É “um curador distinguido internacionalmente pela originalidade das suas exposições e pelo seu profundo compromisso com os artistas e o pensamento”, disse Cotter quando este aceitou o convite para vir trabalhar com ela no Porto. E quando a curadora australiana decidiu que dirigir o Mudam, no Luxemburgo, poderia ser mais aliciante do que permanecer em Serralves, e Ribas se candidatou ao lugar e venceu o concurso internacional lançado para o efeito, a presidente da Fundação de Serralves, Ana Pinho, que integrava o júri, descreveu assim a sua prestação: “Destacou-se completamente, em especial pela sua entusiasmante, estruturada e fresca visão da programação artística e do que deve ser Serralves”.
Terá sido, presume-se, no uso dessa visão e dessas reconhecidas qualidades que Ribas programou a exposição Robert Mapplethorpe: Pictures. Na tardia conferência de imprensa que a administração de Serralves convocou a 26 de Setembro para reagir à demissão do director-artístico, que fora tornada pública cinco longos dias antes, Ana Pinho, observando que poucos museus se poderiam gabar de apresentar ao mesmo tempo três artistas com a dimensão de Mapplethorpe, Anish Kapoor e Jeff Koons, explicou que Ribas tinha exposto “exactamente o que quis” e que fora também ele próprio a sugerir a existência de uma zona reservada no percurso expositivo.
Ou seja, e resumindo: há oito meses, o novo director artístico estava entusiasmado com as suas novas responsabilidades em Serralves e a administração não tinha dúvidas de que fora escolhida a pessoa certa para suceder a Cotter. O que aconteceu depois disso foi que Ribas programou uma exposição que a administração reconhece ser um motivo de orgulho para Serralves, e fê-lo, garante essa mesma administração, em plena liberdade e sem a menor interferência. E quando essa exposição foi finalmente inaugurada, a 20 de Setembro, João Ribas achou que o mais adequado era festejar o acontecimento apresentando, logo no dia seguinte, a sua demissão do cargo.
A menos que altere substancialmente o pouco que tem dito até agora, será essencialmente este o relato que a administração de Serralves levará esta terça-feira à Comissão de Cultura do Parlamento, onde será ouvida por volta das 16h30, logo após a audiência agendada com João Ribas.

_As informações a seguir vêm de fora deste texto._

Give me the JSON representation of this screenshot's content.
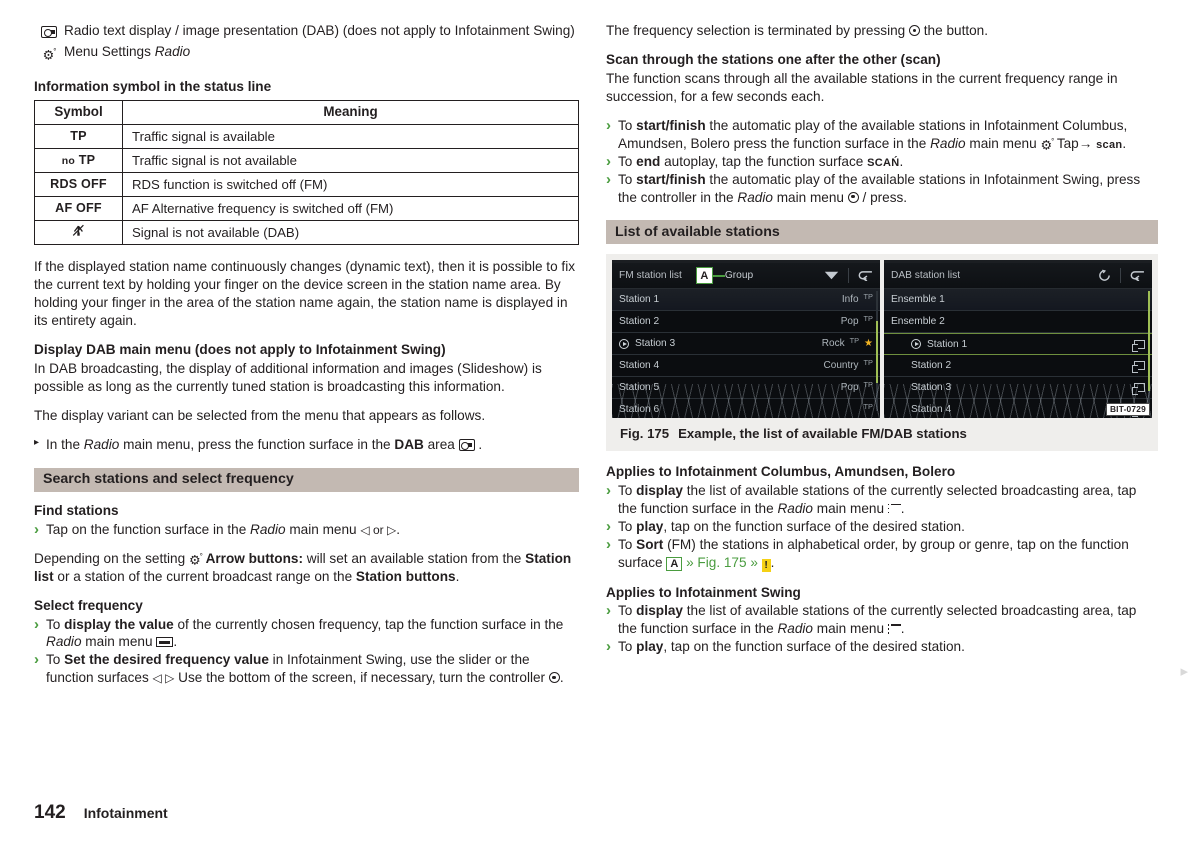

Talvez fosse boa ideia os deputados pensarem em convocar também um psiquiatra, já que parece difícil aceitar esta versão dos acontecimentos sem encarar seriamente a possibilidade de que Ribas, como o protagonista do célebre poema Serradura, de Mário de Sá-Carneiro, se tenha subitamente “lembrado de endoidecer”.
E no entanto, se me é perdoado um mero palpite, tenho de confessar que não me surpreenderia excessivamente se os deputados, mais coisa menos coisa, comprassem este argumento manifestamente inverosímil. Depois de os membros da Comissão de Cultura – com a honrosa excepção dos deputados do BE – terem visitado a exposição de Mapplethorpe acompanhados por toda a administração de Serralves e, por pedido expresso de Edite Estrela, sem jornalistas por perto, as coisas não parecem bem encaminhadas para uma audição isenta. “São os donos da casa”, justificou no final da visita a presidente da Comissão, enquanto o deputado socialista José Magalhães observava aos jornalistas: “Estão a ver o consenso que aqui se gerou? Antes de se atirar pedras é preciso perceber o que se passou”. Se tivesse sido Ribas a sugerir aos deputados guiá-los numa visita para lhes explicar o que ocorrera, sem a administração e sem jornalistas, a Comissão teria aceitado?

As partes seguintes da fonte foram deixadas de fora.